Search

Home / Kolom / Opini

Kiblat Musik Indonesia Bermula dari Flobamora

Nyoman Sukadana   |    27 September 2025    |   19:00:00 WITA

Kiblat Musik Indonesia Bermula dari Flobamora
Empat bersaudara Tielman asal Flobamora tampil sederhana, namun kelak mengguncang dunia dengan musik rock and roll legendaris mereka. (dok/FLOBAMORA)

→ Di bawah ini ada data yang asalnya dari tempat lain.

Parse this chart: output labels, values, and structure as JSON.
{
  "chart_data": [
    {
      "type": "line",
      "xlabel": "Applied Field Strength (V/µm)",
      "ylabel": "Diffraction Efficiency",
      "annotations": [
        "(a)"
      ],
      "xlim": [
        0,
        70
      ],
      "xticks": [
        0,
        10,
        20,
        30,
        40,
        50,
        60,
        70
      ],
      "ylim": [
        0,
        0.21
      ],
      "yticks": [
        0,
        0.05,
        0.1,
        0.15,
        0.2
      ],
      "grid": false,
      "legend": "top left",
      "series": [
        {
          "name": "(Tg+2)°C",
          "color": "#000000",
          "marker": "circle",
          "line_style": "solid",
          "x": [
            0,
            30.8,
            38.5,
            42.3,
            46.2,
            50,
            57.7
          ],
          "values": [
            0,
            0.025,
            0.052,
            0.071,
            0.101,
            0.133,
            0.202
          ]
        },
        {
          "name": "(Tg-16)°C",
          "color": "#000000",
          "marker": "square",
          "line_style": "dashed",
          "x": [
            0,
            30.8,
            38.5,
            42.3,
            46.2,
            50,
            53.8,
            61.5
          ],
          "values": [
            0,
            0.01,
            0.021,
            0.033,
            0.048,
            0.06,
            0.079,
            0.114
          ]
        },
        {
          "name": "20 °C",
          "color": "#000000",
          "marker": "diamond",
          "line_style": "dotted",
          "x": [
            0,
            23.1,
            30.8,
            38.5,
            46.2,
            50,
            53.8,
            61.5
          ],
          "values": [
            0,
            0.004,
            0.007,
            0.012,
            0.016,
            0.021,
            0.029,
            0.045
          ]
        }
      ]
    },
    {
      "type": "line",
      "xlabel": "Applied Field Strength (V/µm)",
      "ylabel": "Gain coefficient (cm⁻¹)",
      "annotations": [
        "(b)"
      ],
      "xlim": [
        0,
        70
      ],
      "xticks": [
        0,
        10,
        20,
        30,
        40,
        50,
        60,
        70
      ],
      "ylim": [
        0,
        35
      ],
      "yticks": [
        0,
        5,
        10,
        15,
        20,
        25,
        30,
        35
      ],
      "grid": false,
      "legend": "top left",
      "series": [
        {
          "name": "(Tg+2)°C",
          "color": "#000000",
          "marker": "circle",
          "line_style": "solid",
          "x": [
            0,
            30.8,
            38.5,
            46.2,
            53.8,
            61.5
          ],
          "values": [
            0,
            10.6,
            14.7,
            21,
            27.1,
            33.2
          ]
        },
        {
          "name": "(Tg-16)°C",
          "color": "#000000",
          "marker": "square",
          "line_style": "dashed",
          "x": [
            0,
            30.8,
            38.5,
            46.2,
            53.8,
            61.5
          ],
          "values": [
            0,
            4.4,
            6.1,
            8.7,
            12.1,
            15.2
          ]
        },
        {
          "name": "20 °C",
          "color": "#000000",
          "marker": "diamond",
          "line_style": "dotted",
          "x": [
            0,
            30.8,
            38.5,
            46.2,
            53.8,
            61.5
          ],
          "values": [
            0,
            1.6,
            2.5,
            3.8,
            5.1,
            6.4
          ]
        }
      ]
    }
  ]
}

INI bukan ungkapan satire, bukan juga propaganda kosong. Fakta sejarah yang terlipat dan sering disalah tulis akhirnya terkuak. Dalam sejumlah literasi populer, The Tielman Brothers, band yang menginspirasi vokalis Scorpions, Klaus Meine, disebut berasal dari Maluku, bahkan ada yang menulis dari Surabaya.

Nyatanya, Tielman adalah nama sang ayah yang lahir di Pulau Timor. The Tielman Brothers pun melewati masa kecil di sana. Mereka anak-anak Flobamora keturunan Belanda yang sebelum terkenal memiliki band bernama The Timor Rhythim Brothers.

Jejak Awal dan Pengakuan Dunia

Sejarah mencatat, pengakuan resmi kedaulatan Indonesia dari Belanda terjadi setelah Konferensi Meja Bundar di Den Haag, Belanda, pada 23 Agustus hingga 2 November 1949. Tidak lama setelah itu, The Tielman Brothers tampil di hadapan Presiden Soekarno di Istana Negara Jakarta, pada 29 Desember 1949. Penampilan mereka membuat Bung Karno berdecak kagum.

Kini, ketika musisi asal Nusa Tenggara Timur mulai menapaki panggung besar musik nasional bahkan Asia, kita seperti menyaksikan sejarah yang berulang. Fenomena terbaru adalah penampilan Ryan “Silet Open Up,” musisi asal Flobamora, pada perayaan HUT ke-80 Republik Indonesia di Istana Negara di hadapan Presiden Prabowo, 17 Agustus 2025.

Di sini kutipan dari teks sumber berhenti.